Generally, the employer requires a justified cause to lawfully terminate an employment relationship. If an employer decides to terminate an employee with more than two years of services, without cause, they will normally try to negotiate a mutual agreement termination, in which a compensation similar to the one applicable to unjust termination will be offered to the employee.
There are three types of just causes which empower the employer to terminate the employment relationship without severance.
First, the Labour Code sets forth 16 causes of disciplinary nature. Within this group, we may mention the following: (i) If the employee incurs, while on duty, in acts of violence, threats or ill treatment against the employer, his family, or members of the management of the undertaking or his fellow workmen, except in cases of self-defence; (ii) If the employee, without the authorization of his employer, discloses technical, commercial or industrial secrets or other information of a confidential nature which may cause damage to the employer; (iii) If the employee, while on duty commits serious dishonest or dishonourable actions or criminal acts against property to the detriment of the employer; (iv) If the employee fails to show for work, without permission from the employer or without justified cause, two Mondays during the course of a given month, six in a given year or three consecutive days or alternate days in any period of one month’s employment.

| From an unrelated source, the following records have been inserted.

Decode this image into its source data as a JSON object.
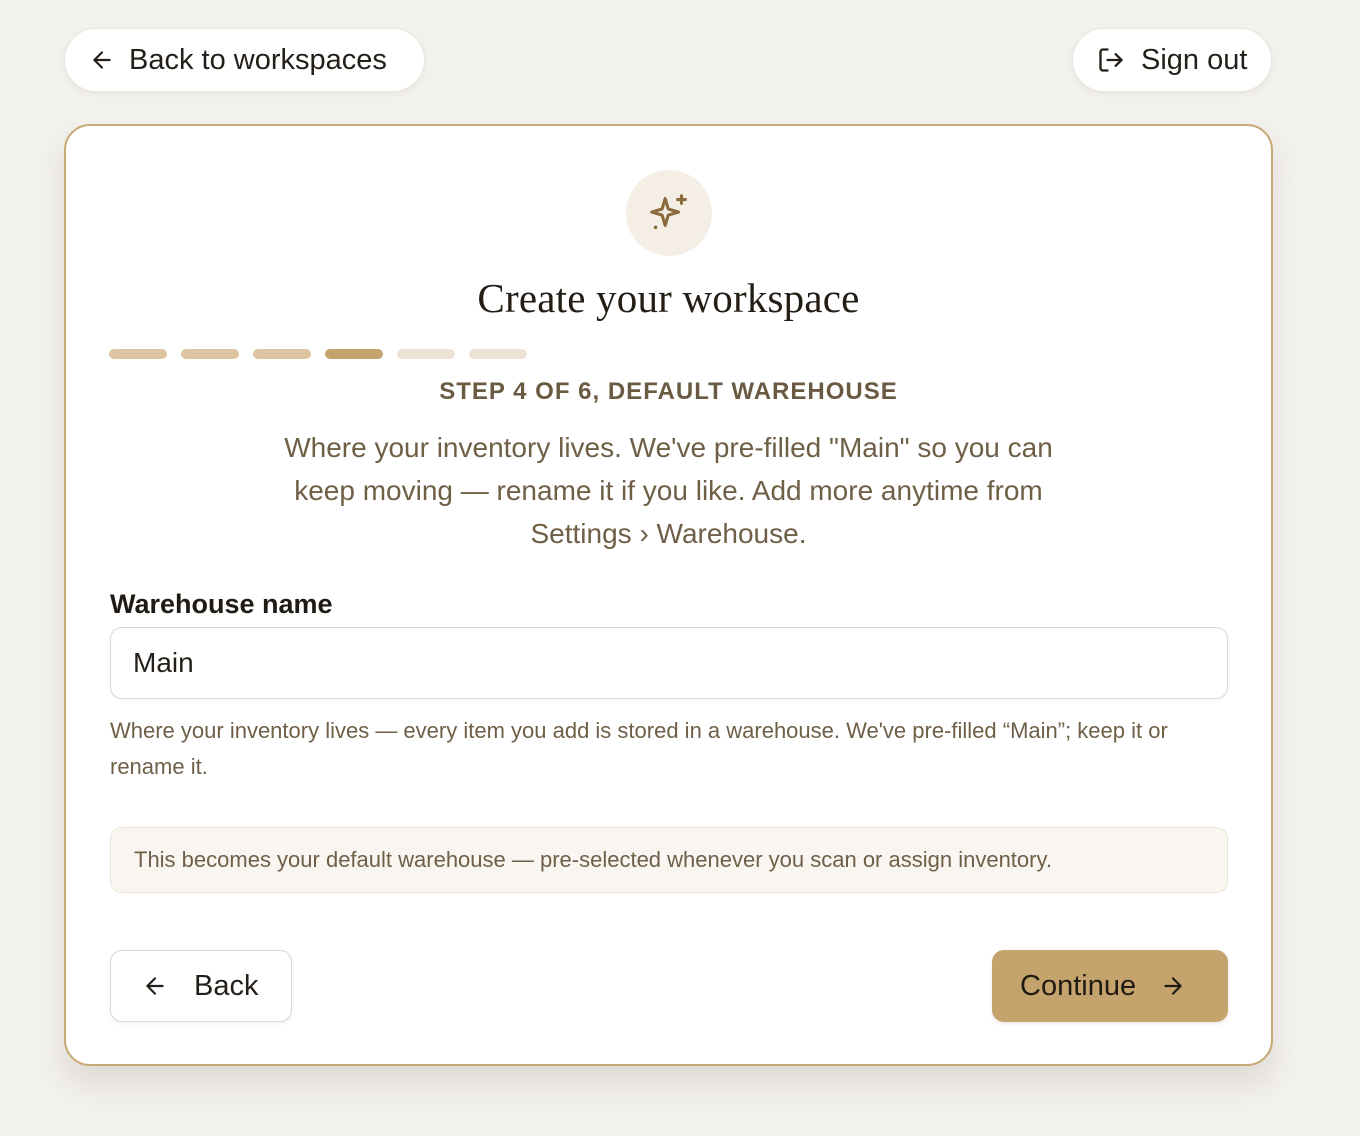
{
  "header": {
    "back_label": "Back to workspaces",
    "back_icon": "arrow-left-icon",
    "signout_label": "Sign out",
    "signout_icon": "log-out-icon"
  },
  "card": {
    "badge_icon": "sparkles-icon",
    "title": "Create your workspace",
    "progress": {
      "total_steps": 6,
      "current_step": 4
    },
    "step_label": "STEP 4 OF 6, DEFAULT WAREHOUSE",
    "description": "Where your inventory lives. We've pre-filled \"Main\" so you can keep moving — rename it if you like. Add more anytime from Settings › Warehouse."
  },
  "form": {
    "warehouse_label": "Warehouse name",
    "warehouse_value": "Main",
    "help_text": "Where your inventory lives — every item you add is stored in a warehouse. We've pre-filled “Main”; keep it or rename it.",
    "note": "This becomes your default warehouse — pre-selected whenever you scan or assign inventory."
  },
  "footer": {
    "back_label": "Back",
    "back_icon": "arrow-left-icon",
    "continue_label": "Continue",
    "continue_icon": "arrow-right-icon"
  },
  "colors": {
    "background": "#f3f1ed",
    "accent": "#c4a46c",
    "card_border": "#c8a874",
    "progress_done": "#dcc5a0",
    "progress_todo": "#ece3d6",
    "muted_text": "#6f5f47"
  }
}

The second group of just causes for termination by the employer contemplates situations of non-imputable nature, notably the following: (i) Properly verified mental or physical disability of the employee which makes it impossible for him to perform the work; (ii) The expiration of the term of one year, starting from the date of suspension of the contract, due to illness or non-employment related accidents; (iii) Force majeure or Acts of God which involve as a necessary, immediate and direct consequence, the definitive stoppage of the employer’s activities.
The third group consists of causes of an economic nature, namely the following:
Insolvency or bankruptcy of the employer.
The closing of the enterprise or definite reduction of work because of notorious and evident unprofitability of the enterprise; and
Definitive suppression of work inherent to the worker’s contract.
Evident reduction of the employers’ activities due, for instance, to serious economic crisis, partial failure to meet operating costs due to a properly established decrease in production, innovations in the industrial process or revocation or lapse of an administrative concession, cancellation or decrease in sales orders, or any other similar cause duly verified by the competent authority.
As an exception, employers may terminate the employment relationship, without cause, if the employee has less than two years of service, in which case, the employer must give notice of the unjustified termination to the employee 30 days in advance or pay a sum equivalent to 30 days of salary, and, in addition, pay them a severance equal to 3.4 weeks of salary per each year of service or prorated.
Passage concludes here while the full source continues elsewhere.